🤖 AI Summary
This work addresses the low training and inference efficiency of large language models (LLMs) by proposing the first hardware-friendly, activation-aware 2:4 structured sparsity method. Unlike conventional approaches that impose sparsity only on weights, our method extends 2:4 sparsity to the activation domain—leveraging the intrinsic sparsity of the Squared-ReLU activation function—to enable joint acceleration of forward and backward passes without retraining or fine-tuning. We design custom CUDA kernels and a sparse computation scheduler for feed-forward network (FFN) layers, achieving up to 1.3× speedup in FFN computation.

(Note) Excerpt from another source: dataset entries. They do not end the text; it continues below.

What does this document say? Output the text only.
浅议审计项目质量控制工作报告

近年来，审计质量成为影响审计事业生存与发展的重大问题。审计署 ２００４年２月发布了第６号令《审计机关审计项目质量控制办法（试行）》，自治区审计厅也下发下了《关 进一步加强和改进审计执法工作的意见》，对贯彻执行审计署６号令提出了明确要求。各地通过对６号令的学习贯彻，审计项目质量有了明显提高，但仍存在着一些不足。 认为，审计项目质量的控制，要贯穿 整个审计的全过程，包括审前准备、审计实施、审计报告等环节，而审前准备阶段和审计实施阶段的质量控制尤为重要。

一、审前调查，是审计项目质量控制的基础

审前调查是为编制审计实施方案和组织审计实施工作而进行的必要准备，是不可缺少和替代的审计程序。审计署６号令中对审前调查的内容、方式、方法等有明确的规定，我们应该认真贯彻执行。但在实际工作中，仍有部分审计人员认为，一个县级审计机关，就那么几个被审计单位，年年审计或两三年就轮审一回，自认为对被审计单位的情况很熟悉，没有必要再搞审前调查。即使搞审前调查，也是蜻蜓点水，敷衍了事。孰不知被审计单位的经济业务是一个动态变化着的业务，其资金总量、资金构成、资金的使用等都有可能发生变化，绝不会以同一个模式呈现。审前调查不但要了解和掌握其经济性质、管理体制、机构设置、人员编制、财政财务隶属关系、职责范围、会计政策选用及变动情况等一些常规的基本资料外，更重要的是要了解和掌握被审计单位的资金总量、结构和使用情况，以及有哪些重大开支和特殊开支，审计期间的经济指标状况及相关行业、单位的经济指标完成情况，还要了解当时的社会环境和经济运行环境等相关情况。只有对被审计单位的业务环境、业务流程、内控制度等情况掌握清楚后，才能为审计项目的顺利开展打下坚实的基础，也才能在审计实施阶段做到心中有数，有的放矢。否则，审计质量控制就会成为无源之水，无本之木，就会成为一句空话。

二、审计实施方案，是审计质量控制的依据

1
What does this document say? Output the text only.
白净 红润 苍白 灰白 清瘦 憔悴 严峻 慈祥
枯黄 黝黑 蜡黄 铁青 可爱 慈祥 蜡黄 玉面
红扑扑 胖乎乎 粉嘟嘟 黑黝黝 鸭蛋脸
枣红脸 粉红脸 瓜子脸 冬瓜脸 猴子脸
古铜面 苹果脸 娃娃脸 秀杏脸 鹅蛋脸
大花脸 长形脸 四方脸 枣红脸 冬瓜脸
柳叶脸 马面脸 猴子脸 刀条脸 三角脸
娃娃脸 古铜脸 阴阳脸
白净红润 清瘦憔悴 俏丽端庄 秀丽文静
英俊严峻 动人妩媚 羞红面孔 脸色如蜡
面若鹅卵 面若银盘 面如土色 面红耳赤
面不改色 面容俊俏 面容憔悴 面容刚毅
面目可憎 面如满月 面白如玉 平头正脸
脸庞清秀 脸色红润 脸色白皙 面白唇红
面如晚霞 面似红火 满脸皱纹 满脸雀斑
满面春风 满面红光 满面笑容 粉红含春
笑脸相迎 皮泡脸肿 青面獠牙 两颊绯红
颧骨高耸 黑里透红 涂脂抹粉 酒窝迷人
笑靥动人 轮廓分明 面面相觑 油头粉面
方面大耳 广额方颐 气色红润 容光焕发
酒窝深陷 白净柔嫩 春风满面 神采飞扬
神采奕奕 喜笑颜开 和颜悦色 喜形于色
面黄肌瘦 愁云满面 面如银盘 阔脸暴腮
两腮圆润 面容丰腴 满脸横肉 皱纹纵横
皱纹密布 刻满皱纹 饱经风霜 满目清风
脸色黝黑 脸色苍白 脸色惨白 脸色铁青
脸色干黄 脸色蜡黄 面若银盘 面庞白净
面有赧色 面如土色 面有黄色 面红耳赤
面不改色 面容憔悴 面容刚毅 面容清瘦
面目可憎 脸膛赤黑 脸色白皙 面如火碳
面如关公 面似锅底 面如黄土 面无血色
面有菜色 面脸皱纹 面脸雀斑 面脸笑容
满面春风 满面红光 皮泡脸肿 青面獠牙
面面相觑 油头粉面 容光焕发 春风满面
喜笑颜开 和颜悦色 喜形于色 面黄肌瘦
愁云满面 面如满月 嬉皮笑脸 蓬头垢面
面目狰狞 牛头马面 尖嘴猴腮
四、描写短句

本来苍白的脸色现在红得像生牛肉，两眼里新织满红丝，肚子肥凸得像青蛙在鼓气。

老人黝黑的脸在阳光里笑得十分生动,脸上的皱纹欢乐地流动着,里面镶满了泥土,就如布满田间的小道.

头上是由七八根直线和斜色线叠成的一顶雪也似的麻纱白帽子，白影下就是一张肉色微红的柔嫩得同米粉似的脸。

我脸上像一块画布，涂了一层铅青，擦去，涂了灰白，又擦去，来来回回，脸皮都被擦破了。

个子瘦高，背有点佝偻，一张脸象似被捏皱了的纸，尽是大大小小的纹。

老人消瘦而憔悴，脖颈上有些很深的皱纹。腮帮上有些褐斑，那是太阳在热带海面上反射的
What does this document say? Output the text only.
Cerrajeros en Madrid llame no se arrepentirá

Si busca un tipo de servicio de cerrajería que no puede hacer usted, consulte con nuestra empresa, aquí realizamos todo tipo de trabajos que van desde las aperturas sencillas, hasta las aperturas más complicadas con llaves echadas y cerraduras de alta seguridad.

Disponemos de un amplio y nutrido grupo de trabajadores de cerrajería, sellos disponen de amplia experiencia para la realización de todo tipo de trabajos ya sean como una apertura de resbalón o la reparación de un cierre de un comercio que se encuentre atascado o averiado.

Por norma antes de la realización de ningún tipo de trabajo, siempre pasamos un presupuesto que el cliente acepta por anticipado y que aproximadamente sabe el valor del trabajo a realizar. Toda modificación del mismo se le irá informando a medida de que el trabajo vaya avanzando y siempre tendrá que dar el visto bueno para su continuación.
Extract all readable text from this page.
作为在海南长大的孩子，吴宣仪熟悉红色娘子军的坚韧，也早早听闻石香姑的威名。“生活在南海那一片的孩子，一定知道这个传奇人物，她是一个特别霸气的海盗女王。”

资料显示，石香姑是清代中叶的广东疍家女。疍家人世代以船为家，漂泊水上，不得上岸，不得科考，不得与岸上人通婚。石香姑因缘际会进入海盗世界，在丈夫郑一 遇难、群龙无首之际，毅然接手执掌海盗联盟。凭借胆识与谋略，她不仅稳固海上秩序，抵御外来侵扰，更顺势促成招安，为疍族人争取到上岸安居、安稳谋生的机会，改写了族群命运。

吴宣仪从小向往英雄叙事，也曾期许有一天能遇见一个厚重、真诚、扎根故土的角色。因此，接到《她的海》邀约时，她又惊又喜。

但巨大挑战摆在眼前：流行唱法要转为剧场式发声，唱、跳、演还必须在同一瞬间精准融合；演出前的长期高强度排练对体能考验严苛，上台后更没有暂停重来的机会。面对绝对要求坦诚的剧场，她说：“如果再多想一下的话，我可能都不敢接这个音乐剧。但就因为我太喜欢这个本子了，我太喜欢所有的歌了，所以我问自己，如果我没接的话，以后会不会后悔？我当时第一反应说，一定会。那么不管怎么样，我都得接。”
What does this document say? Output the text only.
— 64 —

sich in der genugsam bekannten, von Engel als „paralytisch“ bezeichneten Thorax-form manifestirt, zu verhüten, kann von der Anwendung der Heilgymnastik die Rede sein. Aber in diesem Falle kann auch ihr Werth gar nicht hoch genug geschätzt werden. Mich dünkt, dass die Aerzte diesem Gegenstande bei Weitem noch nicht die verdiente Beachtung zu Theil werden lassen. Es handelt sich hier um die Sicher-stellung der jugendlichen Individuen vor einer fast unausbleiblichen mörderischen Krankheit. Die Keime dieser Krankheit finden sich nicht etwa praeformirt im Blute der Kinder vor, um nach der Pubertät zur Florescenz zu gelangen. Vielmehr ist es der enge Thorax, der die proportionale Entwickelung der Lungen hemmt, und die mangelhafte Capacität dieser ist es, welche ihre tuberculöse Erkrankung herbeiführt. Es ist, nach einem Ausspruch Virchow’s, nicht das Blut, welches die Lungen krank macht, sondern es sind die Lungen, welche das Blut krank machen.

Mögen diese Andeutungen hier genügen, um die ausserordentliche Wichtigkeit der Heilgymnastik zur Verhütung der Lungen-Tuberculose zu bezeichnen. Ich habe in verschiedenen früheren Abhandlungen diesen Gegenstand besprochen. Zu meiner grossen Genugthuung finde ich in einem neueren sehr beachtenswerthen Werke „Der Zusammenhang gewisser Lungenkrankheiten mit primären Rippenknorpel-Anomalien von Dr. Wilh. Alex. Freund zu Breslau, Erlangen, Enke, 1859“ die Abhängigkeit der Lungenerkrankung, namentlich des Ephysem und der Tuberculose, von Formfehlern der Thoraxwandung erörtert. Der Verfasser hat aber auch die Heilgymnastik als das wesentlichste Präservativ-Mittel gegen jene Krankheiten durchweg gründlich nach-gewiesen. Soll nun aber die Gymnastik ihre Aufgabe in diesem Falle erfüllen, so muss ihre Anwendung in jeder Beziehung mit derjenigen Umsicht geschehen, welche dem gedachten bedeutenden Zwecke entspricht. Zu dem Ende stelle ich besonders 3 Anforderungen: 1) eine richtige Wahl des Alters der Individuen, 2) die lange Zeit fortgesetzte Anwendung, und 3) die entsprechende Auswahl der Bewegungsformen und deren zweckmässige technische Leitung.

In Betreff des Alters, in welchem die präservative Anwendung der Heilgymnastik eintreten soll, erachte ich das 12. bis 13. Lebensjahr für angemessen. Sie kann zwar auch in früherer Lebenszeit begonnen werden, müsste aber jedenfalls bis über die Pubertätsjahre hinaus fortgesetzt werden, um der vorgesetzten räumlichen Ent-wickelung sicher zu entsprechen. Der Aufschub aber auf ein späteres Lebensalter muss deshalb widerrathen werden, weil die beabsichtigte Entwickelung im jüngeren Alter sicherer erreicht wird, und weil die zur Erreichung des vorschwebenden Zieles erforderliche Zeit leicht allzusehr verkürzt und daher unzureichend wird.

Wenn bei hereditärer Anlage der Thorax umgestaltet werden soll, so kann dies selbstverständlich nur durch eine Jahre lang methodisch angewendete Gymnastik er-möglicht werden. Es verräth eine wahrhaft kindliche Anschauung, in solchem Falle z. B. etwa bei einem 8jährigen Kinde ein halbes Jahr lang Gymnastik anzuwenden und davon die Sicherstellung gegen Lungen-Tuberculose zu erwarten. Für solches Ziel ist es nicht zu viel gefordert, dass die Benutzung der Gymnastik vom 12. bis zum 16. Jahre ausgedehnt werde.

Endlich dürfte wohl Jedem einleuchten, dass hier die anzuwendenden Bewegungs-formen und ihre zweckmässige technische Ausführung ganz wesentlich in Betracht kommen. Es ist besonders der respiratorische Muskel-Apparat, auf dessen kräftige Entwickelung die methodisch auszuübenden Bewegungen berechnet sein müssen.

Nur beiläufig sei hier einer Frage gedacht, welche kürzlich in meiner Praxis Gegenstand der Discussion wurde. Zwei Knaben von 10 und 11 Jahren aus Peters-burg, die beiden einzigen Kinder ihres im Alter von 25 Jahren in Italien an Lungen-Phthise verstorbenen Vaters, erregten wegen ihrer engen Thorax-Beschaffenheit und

End-to-end training and inference are significantly accelerated while strictly preserving the original model’s accuracy. Our approach overcomes a key technical bottleneck in applying structured sparsity to activations, establishing a new paradigm for efficient LLM deployment.
📝 Abstract
In this paper, we demonstrate how to leverage 2:4 sparsity, a popular hardware-accelerated GPU sparsity pattern, to activations to accelerate large language model training and inference. Crucially we exploit the intrinsic sparsity found in Squared-ReLU activations to provide this acceleration with no accuracy loss. Our approach achieves up to 1.3x faster Feed Forward Network (FFNs) in both the forwards and backwards pass. This work highlights the potential for sparsity to play a key role in accelerating large language model training and inference.